We began searching for the farm of our dreams in Wales as we planned our escape from Surrey. The problem was, so did every other dreamer in London and the south-east of England.
Since lockdown, the rush to perform ‘lifestyle change’ has sent the price of the valleys sky high. In fact, I would go so far as to say that Welsh farmers must be downsizing to townhouses in Chelsea.
We were already quite down. It was sad to be served notice on the land we have been renting to keep our horses. We knew we had to buy our own land this time.
We quickly ruled out staying here. Even if we could afford Surrey, we don’t want to carry on dodging stockbrokers on electric bikes.
We settled on East Sussex as a possibility, because the builder boyfriend has family there. But after realising our budget would stretch to only a few acres — we have four horses, so we need four acres minimum — we began scouring Rightmove for a smallholding in Wales.
Night after night we lay in bed searching on our iPhones, having a vague memory that the last time we did this land in Wales was very reasonably priced. But before long, we got the picture. The urge to up sticks and ruin an old farmstead by keeping lamas and erecting yurts for vegan glamping has taken the middle classes by storm.
One winter covered in mud and lama dung and they’ll all be putting these farms back on the market, complete with bifold doors on the yoga studios that used to be the cow sheds. But that doesn’t help us now.

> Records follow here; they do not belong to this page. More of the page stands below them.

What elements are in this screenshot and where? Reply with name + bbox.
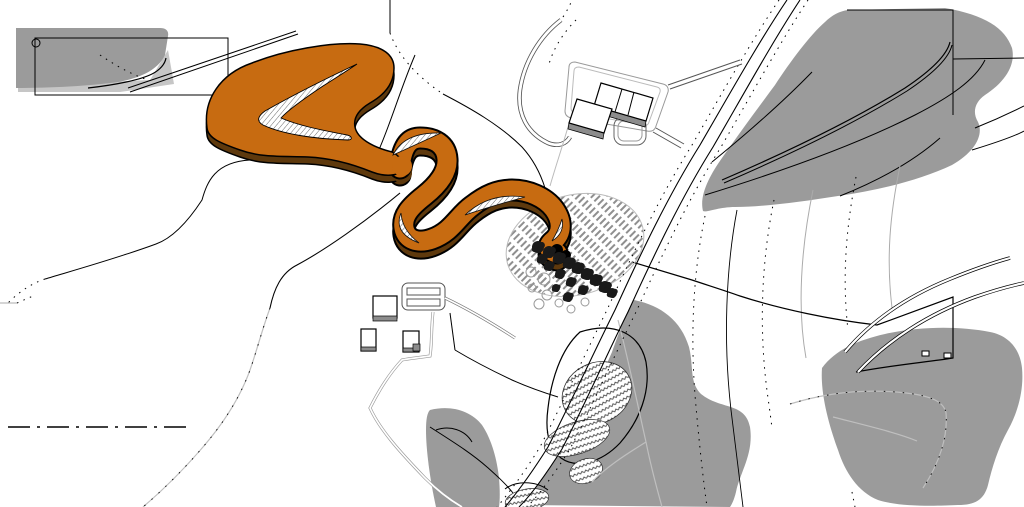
conifer-symbol (567, 298, 572, 303)
conifer-symbol (605, 282, 612, 289)
barn-2 (361, 329, 376, 351)
conifer-symbol (568, 293, 574, 299)
conifer-symbol (556, 285, 560, 289)
barn-1-footprint (373, 296, 397, 318)
conifer-symbol (538, 242, 545, 249)
barn-2-shadow (361, 347, 376, 351)
conifer-symbol (611, 294, 616, 299)
site-plan-canvas (0, 0, 1024, 507)
conifer-symbol (612, 289, 618, 295)
conifer-symbol (549, 262, 555, 268)
conifer-symbol (583, 286, 589, 292)
conifer-symbol (559, 275, 564, 280)
conifer-symbol (548, 253, 553, 258)
conifer-symbol (555, 288, 559, 292)
conifer-symbol (548, 267, 553, 272)
conifer-symbol (570, 283, 575, 288)
survey-mark (922, 351, 929, 356)
conifer-symbol (559, 253, 566, 260)
conifer-symbol (542, 255, 548, 261)
conifer-symbol (537, 248, 542, 253)
conifer-symbol (549, 247, 556, 254)
conifer-symbol (595, 281, 600, 286)
conifer-symbol (560, 270, 566, 276)
survey-mark (944, 353, 951, 358)
conifer-symbol (578, 263, 585, 270)
barn-3-shadow (403, 348, 414, 352)
barn-3-annex (413, 344, 420, 351)
conifer-symbol (571, 278, 577, 284)
conifer-symbol (587, 269, 594, 276)
barn-1-shadow (373, 316, 397, 321)
barn-3 (403, 331, 420, 352)
conifer-symbol (596, 275, 603, 282)
conifer-symbol (558, 259, 563, 264)
conifer-symbol (541, 260, 546, 265)
junction-patch (392, 156, 412, 176)
conifer-symbol (582, 291, 587, 296)
site-plan-drawing (0, 0, 1024, 507)
barn-1 (373, 296, 397, 321)
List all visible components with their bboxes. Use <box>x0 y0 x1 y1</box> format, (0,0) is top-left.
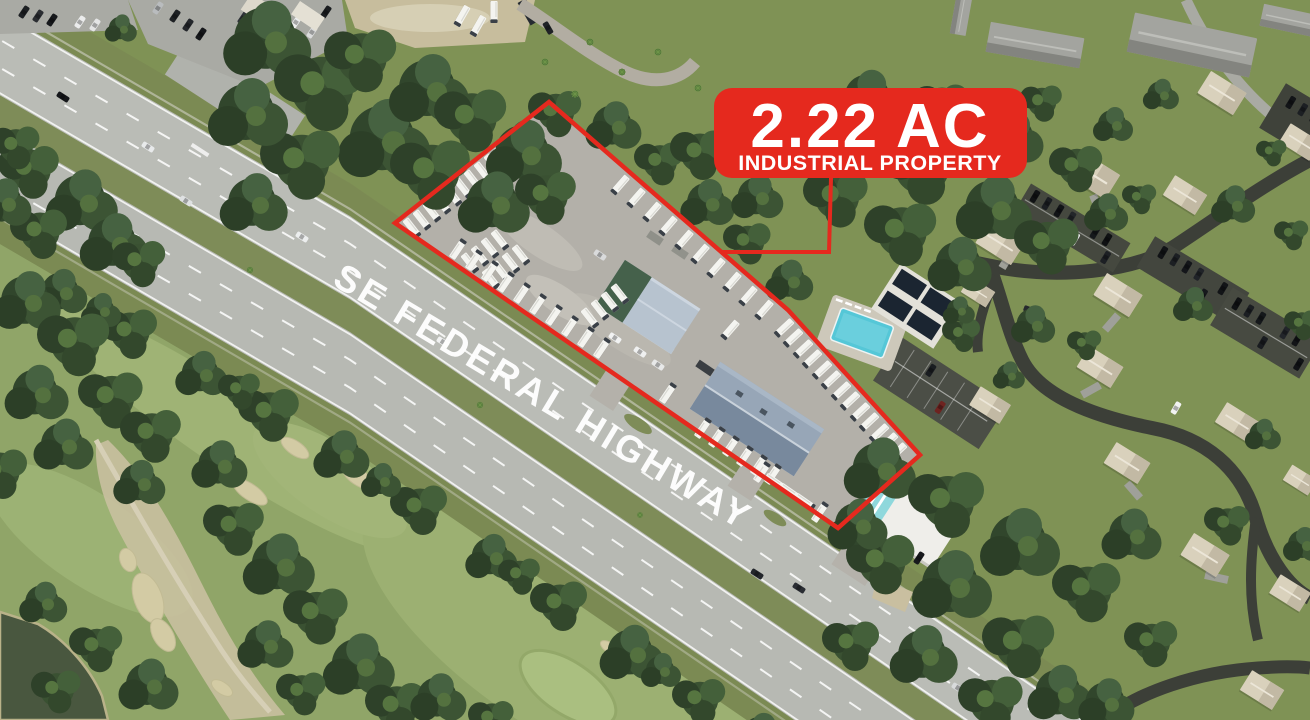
aerial-photo: 2.22 AC INDUSTRIAL PROPERTY SE FEDERAL H… <box>0 0 1310 720</box>
sand-patch <box>370 4 490 32</box>
callout-subtitle-text: INDUSTRIAL PROPERTY <box>738 151 1002 175</box>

As we began looking, we entered into a strange sort of dance with a farmer in Carmarthen who claimed to be selling a 145-acre dairy farm.
It was perfect for us. We entertained the idea that we would keep a small herd going, despite the fact that dairy farmers are at their wits’ end as they try to escape badger-huggers and mind-boggling rules on slurry storage.
Oops, I Bought a Dairy Farm! was the fly-on-the-wall documentary I started to pitch to a TV company in my mind.
We could diversify, make mozzarella, open a farm shop, take in horse liveries or run a small pony trekking centre using our trusty fat cobs, Jimmy and Duey.
Hell, if all that failed I could hire out the builder boyfriend as a DIY coach, teaching women how to fix things in his workshop in one of the barns.
But it all came to nothing because the Welsh farmer suddenly decided, having put his farm on the market for £895,000, that what he really wanted for it was £1.6 million. And this emerged after we ended up telephoning him direct, because with so many north London lefties battering down his door to throw a million pounds at him, the agent wouldn’t let us near it.
You have to be ‘proceedable’ in order to get a viewing now. As we were still decorating our house to get it ready to go on the market, the agent said absolutely not, they were not showing us anything until we were under offer. So we found the farmer’s number on the internet and rang him.
A young girl answered the phone and began bellowing ‘Dad! Daaaaad!’ And then a man with a lilting voice came on the phone and softly said: ‘Ye-es?’
I apologised profusely for the approach, but he was happy to chat. He admitted he had a long list of people to call back who had called him direct after they had given up waiting on the agent to get back to them after he hadn’t got back to the agent, because he was busy with TB testing.
‘We’d have to do TB testing!’ I whispered to the BB sideways.
He said he would be very happy to show us round, but there was a problem. ‘The thing is, you see, I need to find a farm to buy before I can move out of here.’
‘I’m sorry,’ I said, ‘I thought you wanted to get out of farming.’ ‘Well, I do,’ he said. ‘But if I’m selling this farm I’m going to have to buy another one to live in, aren’t I? And you can’t find farms round here for love nor money. Have you seen the price of ’em?’
I said that I had seen the price of them, because I had seen the price of his. He took my number and said he would call me back, but a week later, when I had heard nothing, I looked for his farm on Rightmove and it was £1.6 million.
I don’t blame him. A family from Islington who don’t realise that lamas poo will come along any minute.